Gli esecutori di Wood hanno detto di avergli iniettato una sostanza che combinava assieme il sedativo midazolam e l’idromorfone, una sostanza analgesica simile alla morfina. È la stessa combinazione di sostanze che causò la lenta esecuzione di Dennis McGuire, in Ohio, nel gennaio del 2014. All’epoca venne fuori che l’Ohio utilizzava in precedenza una singola iniezione di pentobarbital, un efficace sedativo prodotto dalla casa farmaceutica danese Lundbeck che non aveva mai causato problemi di quel tipo. Nel 2011, però, la società decise di interrompere la vendita della sostanza agli stati americani che la utilizzavano durante le esecuzioni di condannati a morte. Secondo il Death Penalty Information Center, associazione no-profit che si oppone alla pena di morte, a partire dal 2010 molte aziende farmaceutiche hanno cominciato a opporsi all’utilizzo dei propri farmaci durante le esecuzioni, costringendo gli stati ad utilizzare combinazioni di sostanze nuove e poco sperimentate.
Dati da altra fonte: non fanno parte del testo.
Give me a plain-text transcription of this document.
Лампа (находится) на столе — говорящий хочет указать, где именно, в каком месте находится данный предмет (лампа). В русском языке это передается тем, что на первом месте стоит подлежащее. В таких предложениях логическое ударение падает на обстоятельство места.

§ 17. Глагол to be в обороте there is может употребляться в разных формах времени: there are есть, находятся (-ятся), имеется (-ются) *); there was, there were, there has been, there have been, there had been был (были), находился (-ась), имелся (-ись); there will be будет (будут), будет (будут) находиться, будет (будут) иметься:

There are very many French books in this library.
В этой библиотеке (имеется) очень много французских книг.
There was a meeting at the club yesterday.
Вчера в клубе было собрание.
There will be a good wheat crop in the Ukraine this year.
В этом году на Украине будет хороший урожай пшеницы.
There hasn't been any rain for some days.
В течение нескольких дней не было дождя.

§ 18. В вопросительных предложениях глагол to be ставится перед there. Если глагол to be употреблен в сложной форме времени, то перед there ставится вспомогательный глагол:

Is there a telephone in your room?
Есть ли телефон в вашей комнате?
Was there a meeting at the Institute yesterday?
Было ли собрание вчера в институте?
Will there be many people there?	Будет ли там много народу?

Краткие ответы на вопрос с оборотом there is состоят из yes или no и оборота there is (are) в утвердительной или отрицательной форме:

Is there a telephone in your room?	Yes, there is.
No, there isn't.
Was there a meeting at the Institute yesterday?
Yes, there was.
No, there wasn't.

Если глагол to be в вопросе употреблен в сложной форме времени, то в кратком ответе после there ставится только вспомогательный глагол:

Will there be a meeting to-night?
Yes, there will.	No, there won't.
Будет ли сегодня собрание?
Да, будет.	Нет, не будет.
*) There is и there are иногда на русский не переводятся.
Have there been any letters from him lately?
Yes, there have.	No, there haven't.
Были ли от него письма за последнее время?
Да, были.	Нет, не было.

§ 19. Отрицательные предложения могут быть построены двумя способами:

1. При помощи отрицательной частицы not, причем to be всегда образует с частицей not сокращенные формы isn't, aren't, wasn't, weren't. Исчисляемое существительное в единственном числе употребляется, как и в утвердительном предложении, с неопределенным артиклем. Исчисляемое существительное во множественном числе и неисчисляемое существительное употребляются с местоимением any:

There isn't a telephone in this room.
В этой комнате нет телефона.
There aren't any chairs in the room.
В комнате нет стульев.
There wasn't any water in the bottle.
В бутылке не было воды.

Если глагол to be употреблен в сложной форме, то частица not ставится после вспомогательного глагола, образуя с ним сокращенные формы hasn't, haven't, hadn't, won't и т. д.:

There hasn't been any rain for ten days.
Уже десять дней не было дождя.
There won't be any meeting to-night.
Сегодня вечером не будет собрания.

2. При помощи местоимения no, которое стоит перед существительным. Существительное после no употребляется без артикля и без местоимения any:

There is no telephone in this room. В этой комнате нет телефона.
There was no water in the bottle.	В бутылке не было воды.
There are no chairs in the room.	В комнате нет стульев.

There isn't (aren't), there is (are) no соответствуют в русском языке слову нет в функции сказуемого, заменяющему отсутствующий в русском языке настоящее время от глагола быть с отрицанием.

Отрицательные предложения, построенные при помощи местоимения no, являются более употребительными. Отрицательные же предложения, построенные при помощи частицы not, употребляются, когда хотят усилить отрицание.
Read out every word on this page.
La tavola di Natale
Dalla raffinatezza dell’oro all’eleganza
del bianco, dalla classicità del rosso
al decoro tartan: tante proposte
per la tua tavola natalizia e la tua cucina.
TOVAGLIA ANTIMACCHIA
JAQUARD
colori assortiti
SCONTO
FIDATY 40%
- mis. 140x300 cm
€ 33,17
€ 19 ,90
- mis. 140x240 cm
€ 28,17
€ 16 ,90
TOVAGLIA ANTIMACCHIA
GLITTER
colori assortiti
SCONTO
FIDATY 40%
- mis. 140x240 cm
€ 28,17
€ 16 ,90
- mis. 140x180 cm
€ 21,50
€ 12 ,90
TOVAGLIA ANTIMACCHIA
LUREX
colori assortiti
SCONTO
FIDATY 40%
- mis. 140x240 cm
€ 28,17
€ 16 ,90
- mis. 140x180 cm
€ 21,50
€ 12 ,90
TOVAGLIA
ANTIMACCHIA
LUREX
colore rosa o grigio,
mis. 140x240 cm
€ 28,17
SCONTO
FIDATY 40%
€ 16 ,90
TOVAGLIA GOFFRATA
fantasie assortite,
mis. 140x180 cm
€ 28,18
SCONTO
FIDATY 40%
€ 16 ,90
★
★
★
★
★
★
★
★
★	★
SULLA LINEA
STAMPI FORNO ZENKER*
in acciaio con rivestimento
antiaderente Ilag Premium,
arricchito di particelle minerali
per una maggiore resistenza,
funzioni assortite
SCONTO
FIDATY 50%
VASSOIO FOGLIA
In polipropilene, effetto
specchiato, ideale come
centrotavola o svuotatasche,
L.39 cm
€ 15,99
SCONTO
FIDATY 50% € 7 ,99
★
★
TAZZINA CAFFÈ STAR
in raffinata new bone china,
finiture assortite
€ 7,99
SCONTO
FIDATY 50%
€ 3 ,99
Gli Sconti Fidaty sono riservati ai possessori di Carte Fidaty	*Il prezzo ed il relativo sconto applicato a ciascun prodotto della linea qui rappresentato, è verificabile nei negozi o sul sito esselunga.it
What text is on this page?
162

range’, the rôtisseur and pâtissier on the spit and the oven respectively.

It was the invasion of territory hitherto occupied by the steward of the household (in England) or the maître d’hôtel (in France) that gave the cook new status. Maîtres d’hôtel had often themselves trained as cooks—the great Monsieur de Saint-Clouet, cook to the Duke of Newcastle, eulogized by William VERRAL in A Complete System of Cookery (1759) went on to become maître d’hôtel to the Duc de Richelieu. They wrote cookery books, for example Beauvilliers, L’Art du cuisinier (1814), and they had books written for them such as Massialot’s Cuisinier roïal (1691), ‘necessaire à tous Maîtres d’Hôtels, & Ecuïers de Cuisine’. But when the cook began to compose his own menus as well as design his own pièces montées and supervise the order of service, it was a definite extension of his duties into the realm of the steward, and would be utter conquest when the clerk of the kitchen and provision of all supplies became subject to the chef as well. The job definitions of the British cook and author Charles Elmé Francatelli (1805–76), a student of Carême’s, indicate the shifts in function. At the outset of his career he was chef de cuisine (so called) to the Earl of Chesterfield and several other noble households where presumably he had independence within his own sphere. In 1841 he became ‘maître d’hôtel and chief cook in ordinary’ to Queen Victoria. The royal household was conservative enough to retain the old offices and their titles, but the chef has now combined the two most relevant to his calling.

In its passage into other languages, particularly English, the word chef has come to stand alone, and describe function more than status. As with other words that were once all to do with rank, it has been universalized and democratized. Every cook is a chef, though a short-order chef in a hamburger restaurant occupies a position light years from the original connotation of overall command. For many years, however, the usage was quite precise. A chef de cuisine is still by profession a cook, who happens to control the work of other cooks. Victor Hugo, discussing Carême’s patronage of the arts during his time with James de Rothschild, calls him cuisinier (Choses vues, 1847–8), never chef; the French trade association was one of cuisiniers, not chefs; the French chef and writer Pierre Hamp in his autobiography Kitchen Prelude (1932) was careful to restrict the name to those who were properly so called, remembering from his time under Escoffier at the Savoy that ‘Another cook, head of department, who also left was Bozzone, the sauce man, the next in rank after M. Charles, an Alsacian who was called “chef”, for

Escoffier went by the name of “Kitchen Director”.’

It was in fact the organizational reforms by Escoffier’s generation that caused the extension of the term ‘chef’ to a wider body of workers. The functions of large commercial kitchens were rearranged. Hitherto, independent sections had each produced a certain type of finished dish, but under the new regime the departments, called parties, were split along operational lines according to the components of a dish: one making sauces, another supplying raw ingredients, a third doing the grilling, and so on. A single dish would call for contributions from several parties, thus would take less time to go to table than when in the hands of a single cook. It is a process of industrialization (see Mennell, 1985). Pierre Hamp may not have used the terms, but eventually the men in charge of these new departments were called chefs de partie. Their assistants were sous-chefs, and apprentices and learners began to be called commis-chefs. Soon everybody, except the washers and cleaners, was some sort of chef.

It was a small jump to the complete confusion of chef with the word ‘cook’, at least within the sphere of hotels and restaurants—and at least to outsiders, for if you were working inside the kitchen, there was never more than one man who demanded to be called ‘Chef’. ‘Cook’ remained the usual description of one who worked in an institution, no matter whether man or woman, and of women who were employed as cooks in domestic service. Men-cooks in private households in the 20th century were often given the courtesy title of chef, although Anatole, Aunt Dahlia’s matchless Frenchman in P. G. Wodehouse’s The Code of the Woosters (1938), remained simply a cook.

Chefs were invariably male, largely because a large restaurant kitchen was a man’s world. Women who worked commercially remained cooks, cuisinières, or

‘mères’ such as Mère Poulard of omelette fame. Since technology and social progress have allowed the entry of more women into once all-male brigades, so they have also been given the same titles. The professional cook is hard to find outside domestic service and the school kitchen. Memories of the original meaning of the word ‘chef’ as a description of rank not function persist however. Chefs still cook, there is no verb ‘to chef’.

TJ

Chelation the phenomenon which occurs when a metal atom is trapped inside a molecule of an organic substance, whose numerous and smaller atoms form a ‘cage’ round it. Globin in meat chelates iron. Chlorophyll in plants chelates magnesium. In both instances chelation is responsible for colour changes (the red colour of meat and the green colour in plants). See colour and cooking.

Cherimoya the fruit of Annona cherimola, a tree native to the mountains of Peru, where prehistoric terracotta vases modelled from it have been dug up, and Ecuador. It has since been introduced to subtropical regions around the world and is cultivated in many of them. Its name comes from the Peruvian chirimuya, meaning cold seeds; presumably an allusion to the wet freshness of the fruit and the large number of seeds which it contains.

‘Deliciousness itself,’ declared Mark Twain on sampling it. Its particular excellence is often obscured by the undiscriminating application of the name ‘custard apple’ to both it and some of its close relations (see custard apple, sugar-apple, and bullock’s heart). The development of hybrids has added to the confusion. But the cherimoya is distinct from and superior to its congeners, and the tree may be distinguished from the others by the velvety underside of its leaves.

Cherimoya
La poca affidabilità dei nuovi composti, come anche il riconoscimento dell’arbitrarietà della pena e l’eccessiva durata dei processi, è una delle cause della costante diminuzione delle condanne per pena di morte, in calo sin dal 2001. Nel 2013, secondo un rapporto del Death Penalty Information Center pubblicato nel dicembre di quell’anno, nella maggior parte degli stati che prevedono la pena di morte non è stata compiuta alcuna esecuzione.